His right hand is shorter than his left, but, at least, it’s still there. “Fortunately the doctor was able to save it. We then tried to fuse it, looked at replacements, and at the end of the day we took it out. About six years ago, about two years after my last operation, I went into rehab and am now fully functional. I faced this elbow with the same attitude as I did everything else, that you can overcome anything. I’m proud of it, but it was tough. It was one of the hardest things I’ve had to deal with. A cricket injury is one thing. That’s about not being able to play. This was about not having a limb on your body.”
The good thing for Schultz is that he was weaned away from rugby — which South African kid wants to be a cricketer rather than a Springbok? — by Wessels, who believed the left-armer would go further as a cricketer than a utility forward who played in the tight five.
“Kepler was my father in cricket. He was definitely what I needed. He would let the leash out when he had to and pull it back when he did. He was a disciplinarian, blood, sweat and tears,” says Schultz. “It didn’t work for everyone. It didn't work for Allan Donald but it worked for me. I needed that. Some say that maybe some of that was the reason why I broke down so early because he bowled me a lot, but who says I would have got there if it wasn't for him either? It’s a double edged sword.”
Ask Schultz if he wishes his career might have been longer, or if things might have panned out differently, and you find a man completely at peace with himself. “I think it’s very hard to say you don’t have any regrets,” admits Schultz. “From a regrets point of view, yes, I do have some, but I put it in its box.
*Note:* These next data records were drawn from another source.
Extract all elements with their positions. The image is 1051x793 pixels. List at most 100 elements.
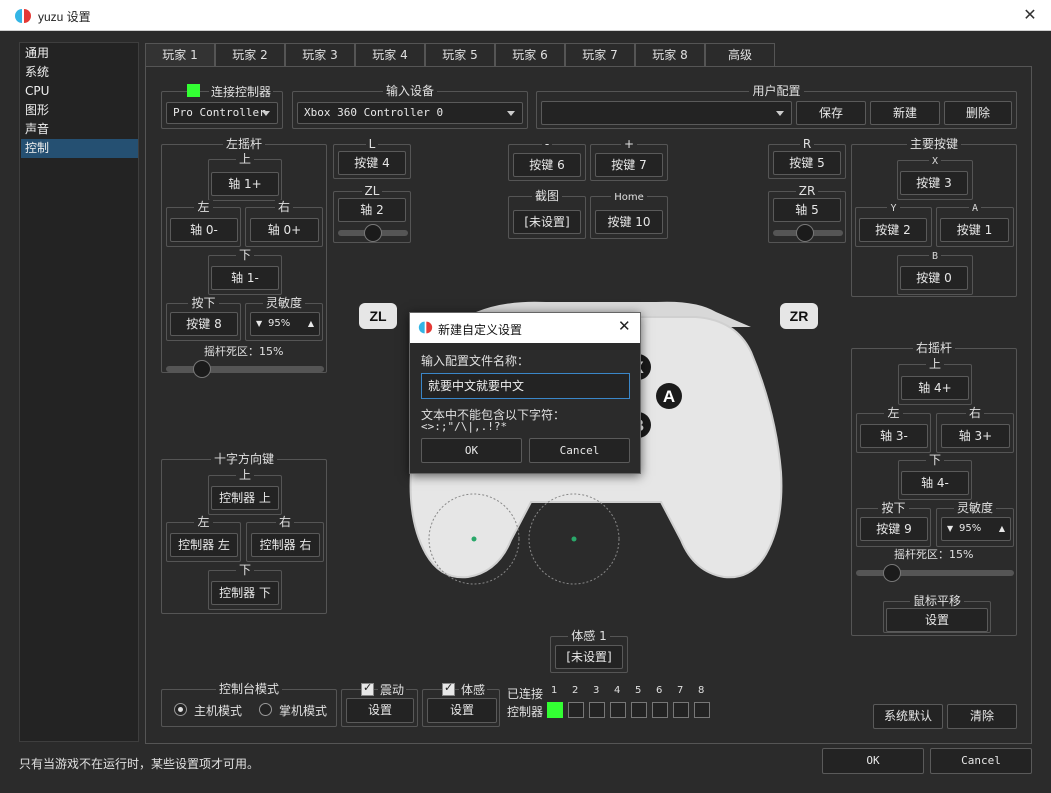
sidebar-item-cpu[interactable]: CPU [21,82,138,101]
left-stick-right-box: 右 轴 0+ [245,200,323,247]
delete-profile-button[interactable]: 删除 [944,101,1012,125]
controller-type-select[interactable]: Pro Controller [166,102,278,124]
settings-category-list[interactable]: 通用 系统 CPU 图形 声音 控制 [19,42,139,742]
connect-controller-checkbox[interactable] [187,84,200,97]
tab-player-5[interactable]: 玩家 5 [425,43,495,67]
spin-up-icon[interactable]: ▲ [308,319,314,328]
motion-1-button[interactable]: [未设置] [555,645,623,669]
vibration-settings-button[interactable]: 设置 [346,698,414,723]
new-profile-button[interactable]: 新建 [870,101,940,125]
input-device-select[interactable]: Xbox 360 Controller 0 [297,102,523,124]
right-stick-up-button[interactable]: 轴 4+ [901,376,969,400]
sidebar-item-graphics[interactable]: 图形 [21,101,138,120]
tab-advanced[interactable]: 高级 [705,43,775,67]
minus-button[interactable]: 按键 6 [513,153,581,177]
profile-name-input[interactable]: 就要中文就要中文 [421,373,630,399]
left-stick-down-button[interactable]: 轴 1- [211,266,279,290]
sidebar-item-system[interactable]: 系统 [21,63,138,82]
x-button[interactable]: 按键 3 [900,171,968,195]
zr-button[interactable]: 轴 5 [773,198,841,222]
clear-button[interactable]: 清除 [947,704,1017,729]
zl-button[interactable]: 轴 2 [338,198,406,222]
r-button-box: R 按键 5 [768,137,846,179]
dialog-cancel-button[interactable]: Cancel [529,438,630,463]
motion-checkbox[interactable]: ✓ [442,681,455,696]
right-stick-right-label: 右 [965,406,984,420]
sidebar-item-controls[interactable]: 控制 [21,139,138,158]
controller-slot-number: 2 [572,685,579,696]
capture-label: 截图 [531,189,562,203]
checkmark-icon: ✓ [444,681,454,694]
right-stick-deadzone-handle[interactable] [883,564,901,582]
controller-slot-3-checkbox[interactable] [589,702,605,718]
r-button[interactable]: 按键 5 [773,151,841,175]
controller-slot-5-checkbox[interactable] [631,702,647,718]
close-window-button[interactable]: ✕ [1018,4,1042,26]
controller-slot-8-checkbox[interactable] [694,702,710,718]
left-stick-deadzone-slider[interactable] [166,366,324,372]
controller-slot-2-checkbox[interactable] [568,702,584,718]
spin-down-icon[interactable]: ▼ [256,319,262,328]
left-stick-left-button[interactable]: 轴 0- [170,218,238,242]
r-label: R [799,137,815,151]
tab-player-7[interactable]: 玩家 7 [565,43,635,67]
sidebar-item-audio[interactable]: 声音 [21,120,138,139]
right-stick-right-button[interactable]: 轴 3+ [941,424,1010,448]
controller-slot-7-checkbox[interactable] [673,702,689,718]
right-stick-deadzone-slider[interactable] [856,570,1014,576]
handheld-mode-radio[interactable] [259,703,272,716]
user-config-group: 用户配置 保存 新建 删除 [536,84,1017,129]
controller-slot-1-checkbox[interactable] [547,702,563,718]
dpad-right-button[interactable]: 控制器 右 [251,533,320,557]
right-stick-press-button[interactable]: 按键 9 [860,517,928,541]
l-button[interactable]: 按键 4 [338,151,406,175]
dpad-up-box: 上 控制器 上 [208,468,282,515]
dpad-up-label: 上 [235,468,254,482]
left-stick-right-button[interactable]: 轴 0+ [250,218,319,242]
controller-slot-4-checkbox[interactable] [610,702,626,718]
dpad-left-button[interactable]: 控制器 左 [170,533,238,557]
zl-threshold-handle[interactable] [364,224,382,242]
ok-button[interactable]: OK [822,748,924,774]
a-button[interactable]: 按键 1 [940,218,1009,242]
vibration-checkbox[interactable]: ✓ [361,681,374,696]
right-stick-down-button[interactable]: 轴 4- [901,471,969,495]
cancel-button[interactable]: Cancel [930,748,1032,774]
left-stick-sensitivity-spinbox[interactable]: ▼ 95% ▲ [250,312,320,336]
tab-player-8[interactable]: 玩家 8 [635,43,705,67]
plus-button[interactable]: 按键 7 [595,153,663,177]
spin-up-icon[interactable]: ▲ [999,524,1005,533]
tab-player-4[interactable]: 玩家 4 [355,43,425,67]
dpad-up-button[interactable]: 控制器 上 [211,486,279,510]
input-device-value: Xbox 360 Controller 0 [304,106,444,119]
zr-threshold-handle[interactable] [796,224,814,242]
right-stick-left-button[interactable]: 轴 3- [860,424,928,448]
dialog-ok-button[interactable]: OK [421,438,522,463]
spin-down-icon[interactable]: ▼ [947,524,953,533]
save-profile-button[interactable]: 保存 [796,101,866,125]
dpad-down-button[interactable]: 控制器 下 [211,581,279,605]
tab-player-3[interactable]: 玩家 3 [285,43,355,67]
dialog-close-button[interactable]: ✕ [618,317,631,335]
vibration-label: 震动 [378,681,407,698]
system-defaults-button[interactable]: 系统默认 [873,704,943,729]
x-button-box: X 按键 3 [897,156,973,200]
controller-slot-6-checkbox[interactable] [652,702,668,718]
chevron-down-icon [507,111,515,116]
left-stick-deadzone-handle[interactable] [193,360,211,378]
motion-settings-button[interactable]: 设置 [427,698,497,723]
home-button[interactable]: 按键 10 [595,210,663,234]
tab-player-2[interactable]: 玩家 2 [215,43,285,67]
docked-mode-radio[interactable] [174,703,187,716]
right-stick-sensitivity-spinbox[interactable]: ▼ 95% ▲ [941,517,1011,541]
b-button[interactable]: 按键 0 [900,266,968,290]
mouse-panning-button[interactable]: 设置 [886,608,988,632]
sidebar-item-general[interactable]: 通用 [21,44,138,63]
y-button[interactable]: 按键 2 [859,218,927,242]
left-stick-press-button[interactable]: 按键 8 [170,312,238,336]
user-profile-select[interactable] [541,101,792,125]
left-stick-up-button[interactable]: 轴 1+ [211,172,279,196]
tab-player-6[interactable]: 玩家 6 [495,43,565,67]
tab-player-1[interactable]: 玩家 1 [145,43,215,68]
capture-button[interactable]: [未设置] [513,210,581,234]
Because I know with my limited ability, I did what I could. What you saw was what you got. All out, flat out. With age, I would have done it differently, but the exuberance of youth is something you can’t replace. The whole team would get lifted up when there was that sort of energy put into it. Those are the things that makes the game so much fun to watch. You take that out and it becomes boring.”
He was fun to watch and anything but to face. The cricketing gods don’t make cricketers like Schultz very often, and it certainly seems like the mould that was once used has been broken, never to be seen again.
The good thing is, despite being poked and knifed by doctors more than the average voodoo doll, Schultz is an eminently huggable, loveable bear. Don’t put a cricket ball in his hand, and you will be just fine.